Dive Brief:
- Novartis' experimental gene therapy Zolgensma is being tested in spinal muscular atrophy patients of varying severity and using different delivery methods, a situation that could make it possible for the treatment to have separate prices based on setting.
- Value-based assessments of Zolgensma might be lower for patients with the less-severe SMA Types 2 and 3, potentially justifying reduced reimbursement in this population. However, manufacturing costs would also be reduced because such patients would need a smaller dose.
- Novartis executives are considering such "indication-based" pricing for Zolgensma. "It's certainly possible, given the different formulation and therefore route of administration of the product, to have indication-based pricing," David Lennon, president of Novartis' AveXis division, told BioPharma Dive, noting no decision has been made.
Dive Insight:
Novartis could soon secure approval for what would be only the second gene therapy for an inherited disease in the U.S., and the first life-saving one.
The company's current application for Zolgensma (onasemnogene abeparvovec) is in SMA Type 1, a severe form of the disease in which babies frequently die before age 2.
Novartis says the health care costs for these patients would be about $6 million over a decade if treated with Biogen's Spinraza (nusinersen), citing estimates from the Institute for Clinical and Economic Review. For Zolgensma, which is a one-time intravenous treatment, Novartis' CEO Vas Narasimhan said Wednesday the company aims to price its therapy "far lower" than the current standard of care.
Novartis is testing Zolgensma in pre-symptomatic Type 1 patients identified through genetic tests as well as those less severe Type 2 patients aged between 6 months and 5 years. The latter population is the subject of the STRONG trial, which delivers a smaller dose of Zolgensma via an infusion into spinal fluid, a process called intrathecal administration.
A smaller dose is possible because Type 2 and 3 patients have more copies of a back-up SMN gene — producing limited quantities of a protein key to the health of motor neurons — and thus need fewer copies of the corrected gene to be delivered. In addition, the central nervous system is smaller in proportion to total body size in older children than in infants, meaning an effective dose can be lower.
Type 2 patients survive and gain motor function, but typically are never able to walk and frequently lose the ability to sit unassisted. The Institute for Clinical and Economic Review calculated the cost of Spinraza and associated care in this population to be nearly $8 million.
A lower, indication-based price for intrathecal Zolgensma, based on fewer health gains, could be withstood by Novartis because the manufacturing costs would be smaller. SVB Leerink anlyst Mani Foroohar wrote in a May 22 note to clients that manufacturing costs would be between 63% and 81% lower.

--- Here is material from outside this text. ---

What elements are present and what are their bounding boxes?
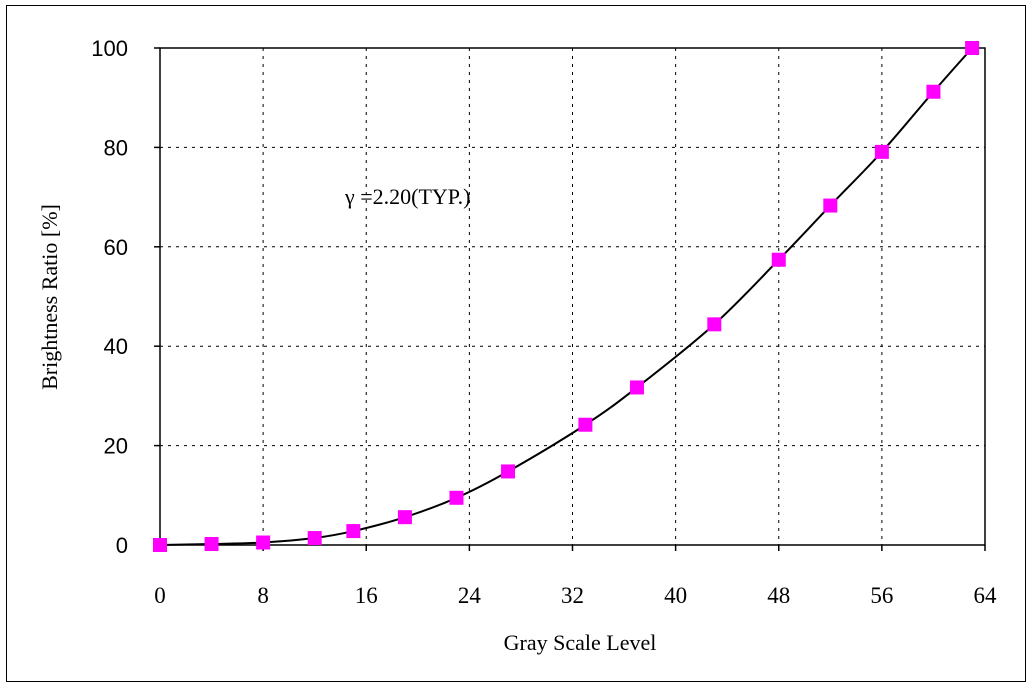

"In dollar/patient terms, this can be significant, given the cost of manufacturing [Zolgensma] has been estimated to be in the six-figure range, and absorb at least some of the impact from reduced [intrathecal] pricing," Foroohar wrote.
But Novartis was clear that lower manufacturing costs won't drive its pricing calculations.
"Cost of goods does not drive our thinking around pricing," Lennon said. "We believe in a value-based approach to pricing that is based on the condition we are treating and the value that the product brings to that condition."
Ned Pagliarulo and Jacob Bell contributed reporting.